La concreta attività e i risultati della TRC sono stati inevitabilmente oggetto di critiche anche feroci (alcuni bianchi l’hanno ritenuta poco più di una pagliacciata) o amare (molti neri ritennero che le amnistie concesse siano state troppe e non sempre giustificate). Tuttavia, al netto della prudenza e dell’equilibrio sempre necessari quando si esamina un’esperienza umana, le idee alla base dell’istituzione e dell’operato della TRC esercitano su di me un fascino notevole e mi hanno sempre suscitato un sentimento di grande rispetto.
In questi giorni di dibattito politico post-elettorale in vista della formazione del nuovo governo, perciò, è stato quasi con la sensazione di mescolare il sacro col profano che tante dichiarazioni dei nostri politici mi hanno fatto pensare alla Commissione stessa. O meglio, mi hanno fatto pensare a come i nostri esponenti politici stiano seguendo una strada diversa, per non dire opposta, a quella indicata alla TRC dalla sua legge istitutiva.
L’Italia è un paese in grande difficoltà sociale ed economica, lo Stato versa in condizioni gravi.

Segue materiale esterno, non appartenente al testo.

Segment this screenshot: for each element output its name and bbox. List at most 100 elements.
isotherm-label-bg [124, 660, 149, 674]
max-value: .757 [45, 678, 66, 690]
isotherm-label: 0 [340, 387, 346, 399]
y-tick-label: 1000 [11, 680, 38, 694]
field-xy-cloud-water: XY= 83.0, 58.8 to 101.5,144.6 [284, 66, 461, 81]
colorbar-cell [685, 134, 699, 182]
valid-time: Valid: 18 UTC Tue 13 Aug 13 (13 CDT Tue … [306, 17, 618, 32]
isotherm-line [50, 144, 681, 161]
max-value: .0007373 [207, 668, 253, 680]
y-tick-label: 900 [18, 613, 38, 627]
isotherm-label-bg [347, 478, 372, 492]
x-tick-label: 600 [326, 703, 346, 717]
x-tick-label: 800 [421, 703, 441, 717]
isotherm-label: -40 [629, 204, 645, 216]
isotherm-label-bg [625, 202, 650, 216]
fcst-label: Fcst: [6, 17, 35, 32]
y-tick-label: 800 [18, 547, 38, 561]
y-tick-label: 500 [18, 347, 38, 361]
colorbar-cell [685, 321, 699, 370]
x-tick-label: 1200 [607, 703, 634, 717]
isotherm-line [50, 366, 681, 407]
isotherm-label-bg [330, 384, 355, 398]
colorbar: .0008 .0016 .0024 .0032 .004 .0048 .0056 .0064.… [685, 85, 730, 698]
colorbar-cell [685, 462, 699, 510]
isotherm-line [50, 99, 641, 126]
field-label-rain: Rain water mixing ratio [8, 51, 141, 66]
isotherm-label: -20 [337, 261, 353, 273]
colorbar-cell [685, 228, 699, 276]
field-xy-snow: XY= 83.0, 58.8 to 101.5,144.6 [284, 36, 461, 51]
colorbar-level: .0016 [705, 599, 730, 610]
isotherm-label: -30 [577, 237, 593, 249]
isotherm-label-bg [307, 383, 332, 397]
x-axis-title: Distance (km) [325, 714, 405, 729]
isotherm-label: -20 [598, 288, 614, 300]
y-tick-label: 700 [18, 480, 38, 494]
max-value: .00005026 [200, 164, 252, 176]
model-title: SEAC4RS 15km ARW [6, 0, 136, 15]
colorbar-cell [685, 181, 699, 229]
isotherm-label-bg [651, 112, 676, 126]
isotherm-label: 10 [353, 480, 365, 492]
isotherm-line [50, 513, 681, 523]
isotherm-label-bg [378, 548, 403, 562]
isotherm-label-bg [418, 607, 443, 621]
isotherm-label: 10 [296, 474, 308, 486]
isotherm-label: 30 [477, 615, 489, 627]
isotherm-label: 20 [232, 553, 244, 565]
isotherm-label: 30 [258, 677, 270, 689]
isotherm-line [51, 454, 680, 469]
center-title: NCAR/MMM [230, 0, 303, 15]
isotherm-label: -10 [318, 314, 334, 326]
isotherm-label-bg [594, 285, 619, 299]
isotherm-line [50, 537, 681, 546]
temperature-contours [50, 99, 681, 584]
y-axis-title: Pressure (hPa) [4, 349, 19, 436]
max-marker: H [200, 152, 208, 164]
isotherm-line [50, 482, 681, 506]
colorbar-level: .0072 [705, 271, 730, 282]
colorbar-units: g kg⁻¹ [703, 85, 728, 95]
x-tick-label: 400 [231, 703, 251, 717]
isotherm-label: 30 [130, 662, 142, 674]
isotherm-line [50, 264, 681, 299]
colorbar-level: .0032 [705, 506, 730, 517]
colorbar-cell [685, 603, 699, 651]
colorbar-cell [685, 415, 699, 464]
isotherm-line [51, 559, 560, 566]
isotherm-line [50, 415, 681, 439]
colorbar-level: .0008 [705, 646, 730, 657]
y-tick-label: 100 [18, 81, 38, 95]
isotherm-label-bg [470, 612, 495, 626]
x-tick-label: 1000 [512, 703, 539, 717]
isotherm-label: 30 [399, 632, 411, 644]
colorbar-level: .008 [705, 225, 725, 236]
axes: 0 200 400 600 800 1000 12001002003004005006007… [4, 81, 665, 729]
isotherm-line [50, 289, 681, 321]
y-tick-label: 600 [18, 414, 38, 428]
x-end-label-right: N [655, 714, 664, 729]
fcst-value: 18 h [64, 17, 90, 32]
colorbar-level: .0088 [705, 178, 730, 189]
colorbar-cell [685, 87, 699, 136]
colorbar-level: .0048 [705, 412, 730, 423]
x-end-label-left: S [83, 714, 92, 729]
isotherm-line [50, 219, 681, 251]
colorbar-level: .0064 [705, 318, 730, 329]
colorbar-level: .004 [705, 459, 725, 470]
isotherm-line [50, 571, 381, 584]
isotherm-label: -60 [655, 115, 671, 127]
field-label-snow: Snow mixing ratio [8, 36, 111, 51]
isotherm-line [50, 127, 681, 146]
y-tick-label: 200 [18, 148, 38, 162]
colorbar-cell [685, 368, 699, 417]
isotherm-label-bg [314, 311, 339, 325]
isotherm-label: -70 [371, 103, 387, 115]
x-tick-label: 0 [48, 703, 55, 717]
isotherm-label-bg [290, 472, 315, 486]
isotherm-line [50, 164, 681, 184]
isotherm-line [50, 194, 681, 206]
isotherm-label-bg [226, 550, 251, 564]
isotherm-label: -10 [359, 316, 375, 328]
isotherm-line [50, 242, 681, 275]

Tutto ciò non nasce dal nulla e, soprattutto, è dovuto (anche) alle persone che negli anni fino a qui hanno concretamente gestito le nostre istituzioni politiche e amministrative. Quelle stesse persone ci parlano oggi di futuro e di programmi in otto, dieci e quanti mai altri punti. Il passato per loro sembra non esistere e non è ancora accaduto, perlomeno a me, di ascoltare un’ammissione piena delle proprie responsabilità. Se l’ascoltassimo potremmo, forse e con prudenza, concedere nuova fiducia ai vecchi politici e ai loro partiti. Invece, ciò non è ancora accaduto e, per quel che posso ritenere ascoltando i discorsi di questi giorni, non accadrà. E poco mi incoraggiano a essere meno pessimista le iniziative oggi spacciate per azione incisiva contro gli sprechi della politica. In assenza di un’ammissione leale delle proprie responsabilità, infatti, mi sento autorizzato a non vedere un’azione coerente e convinta là dove c’è uso del bilancino del farmacista per dimensionare al minimo indispensabile le misure da concedere al cosiddetto Paese reale per permettere di rimanere in sella a coloro che hanno fatto impantanare il cavallo.